SALT LAKE CITY — A Russian high court ruled Thursday that authorities violated the constitutional rights of two young Mormon volunteers when they expelled the men from the country last year.
The Constitutional Court of the Russian Federation ruled that Elder Nathanael Worden of San Antonio, Texas, and Elder Drake Oldham of North Logan, had properly registered as volunteers of The Church of Jesus Christ of Latter-day Saints and were not in violation of Russian rules regarding migration registration when they were detained in August 2016.
"It's a win for the church in Russia because it shows that we were treated unconstitutionally, and if the church wants, it can seek to overturn our criminal records, too," Oldham said.

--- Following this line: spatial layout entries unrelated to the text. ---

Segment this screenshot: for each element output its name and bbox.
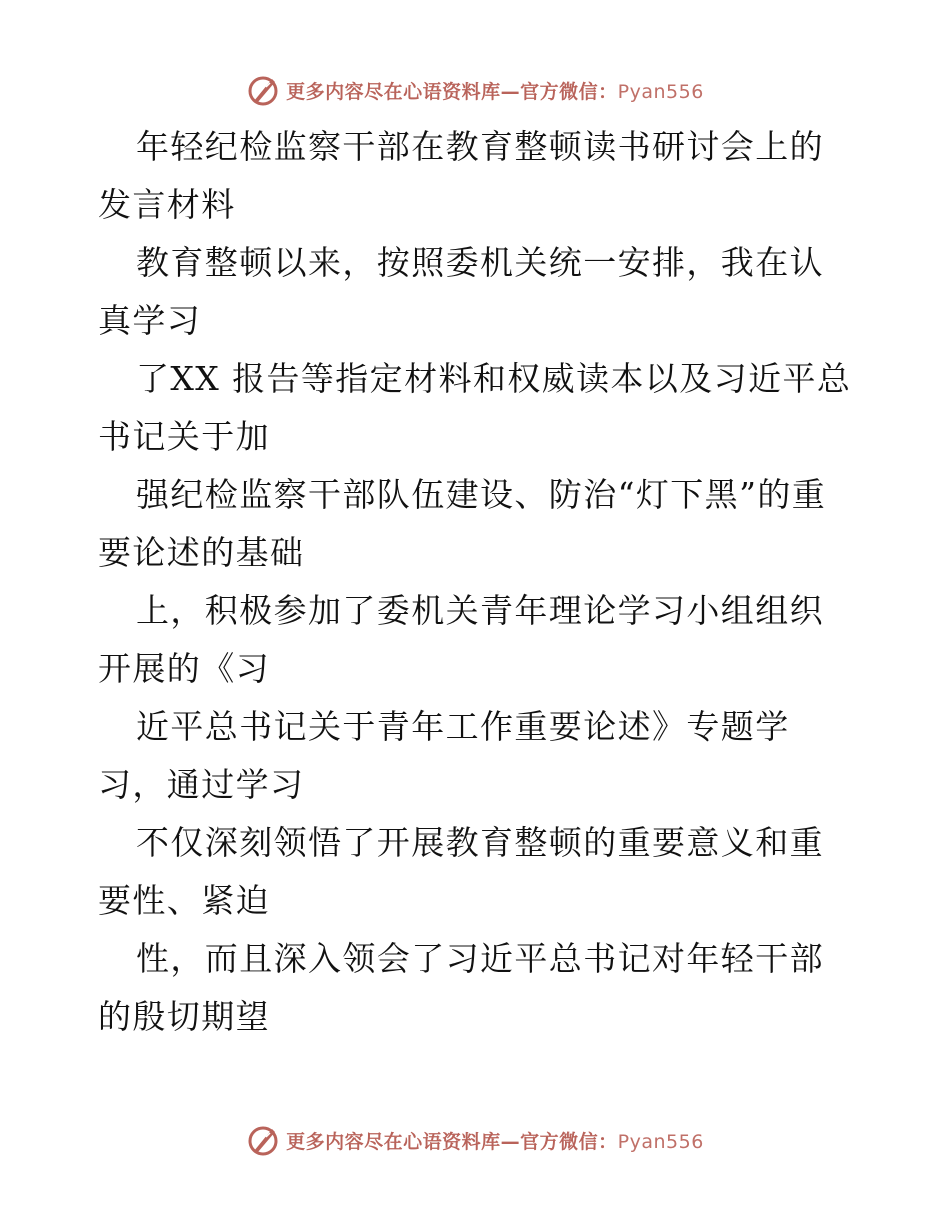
paragraph-7: 性，而且深入领会了习近平总书记对年轻干部的殷切期望 (98, 939, 824, 1036)
header-banner (0, 70, 950, 110)
paragraph-5: 近平总书记关于青年工作重要论述》专题学习，通过学习 (98, 707, 790, 804)
banner-wechat-id: Pyan556 (617, 80, 704, 103)
paragraph-4: 上，积极参加了委机关青年理论学习小组组织开展的《习 (98, 591, 824, 688)
quill-pen-logo-icon (246, 73, 280, 107)
paragraph-3: 强纪检监察干部队伍建设、防治“灯下黑”的重要论述的基础 (98, 475, 827, 572)
document-title: 年轻纪检监察干部在教育整顿读书研讨会上的发言材料 (98, 127, 824, 224)
document-body (98, 118, 858, 1046)
paragraph-2: 了XX 报告等指定材料和权威读本以及习近平总书记关于加 (98, 359, 852, 456)
paragraph-6: 不仅深刻领悟了开展教育整顿的重要意义和重要性、紧迫 (98, 823, 824, 920)
banner-main-text: 更多内容尽在心语资料库—官方微信： (286, 1130, 618, 1153)
quill-pen-logo-icon (246, 1123, 280, 1157)
footer-banner-text (286, 1127, 704, 1154)
banner-wechat-id: Pyan556 (617, 1130, 704, 1153)
header-banner-text (286, 77, 704, 104)
paragraph-1: 教育整顿以来，按照委机关统一安排，我在认真学习 (98, 243, 824, 340)
footer-banner (0, 1120, 950, 1160)
banner-main-text: 更多内容尽在心语资料库—官方微信： (286, 80, 618, 103)
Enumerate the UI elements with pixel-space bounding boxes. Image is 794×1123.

Both Oldham and Worden have completed their volunteer service. Both are engaged to be married and plan to attend college in the fall.
News of the ruling came down exactly one year to the day after Russian President Vladimir Putin signed a new law that limited missionary work. The law requires any proselyting to happen within houses of worship. Missionary work conducted on the street or in residences can be punished with deportation and fines up to $780 per missionary and $15,500 per church.
After the law went into effect, the LDS Church redesignated all its missionaries in Russia as volunteers and instructed them to obey the law.
Worden and Oldham were not prosecuted under that new law. Instead, Worden said, police in Samara, one of Russia's largest cities, detained Worden and Oldham at their apartment early on the morning of Aug. 5, 2016, alleging that the volunteer companions were improperly registered with migration authorities.
Four other LDS volunteers, two men and two women, ages 19 to 25, were detained the same day and taken to a courthouse on the other side of Samara, Worden said. After several hours of questioning, they were taken to court.
The volunteers, following longstanding practice established by the Russian federal government and the church, which is organized in Russia as a religious association, had registered with migration officials using the address of church headquarters in Samara.
Russian authorities claimed the six volunteers should have re-registered with migration officials each time they were transferred to a new area. Each volunteer had a separate hearing on the afternoon of the same day there were detained. The courts ordered the six volunteers deported, banned them from Russia for five years and fined them about $50 each, Oldham said.
Church attorneys appealed the rulings to a regional court, but they were denied.
The church transferred Worden, Oldham and three other volunteers to its Ukraine Dnepropetrovsk Mission. The sixth volunteer was near the end of her service, and she returned to the United States.
Four of the missionaries signed a paper that made an appeal to the Constitutional Court more difficult. Worden and Oldham refused. Thursday's ruling applied only to them.
Attorneys representing the church told the Constitutional Court that the law used by police and courts in the cases in Samara was ambiguous and that the decision to deport was disproportionate to the alleged offenses.
The Constitutional Court agreed. In its ruling, it suggested that Russian lawmakers review the law to remove the ambiguity.
Worden and Oldham said they hope to return to Russia. They said Americans should not view the country or its people negatively.
Worden is headed to Brigham Young University in the fall, where he will study Russian. After graduation, he plans to attend law school. He said his 18 months in Russia were unforgettable and expressed gratitude for the Constitutional Court's ruling.
"I've never felt greater love for Russia than the day I left," Worden said, "even with how wrongly I knew we'd been treated. I remember our last day in Samara, walking through downtown looking at the beautiful statues and monuments and buildings and the people we'd grown to love so much. I was sad to leave."
Oldham will travel to Europe in the fall as part of his business studies at Utah State University. He'd like to return to Ukraine and Russia to conduct business in the future.
"Russia is a great place," he said. "I love the people, and I love the country."
Both talked about the difficulty of living through the change in Russian law.
"One month our mission leaders were telling us to talk to every single person about the gospel," Oldham said. "The next month we were told, stop talking to people. We were a little bit lost about our purpose for a while. Fortunately we had great priesthood leaders who helped us focus on church members until the law loosened up a little bit and we understood what we could do."
The LDS Church reiterated Thursday that its policy is to ensure that volunteers follow the law while in Russia.
"We … strictly monitor their behavior," the church said in a statement.
The LDS Church has six missions in Russia. It abruptly closed the Russia Vladivostok Mission in May, merging it with the Novosibirsk Mission.
More than 23,000 Mormons worship in 103 Russian congregations.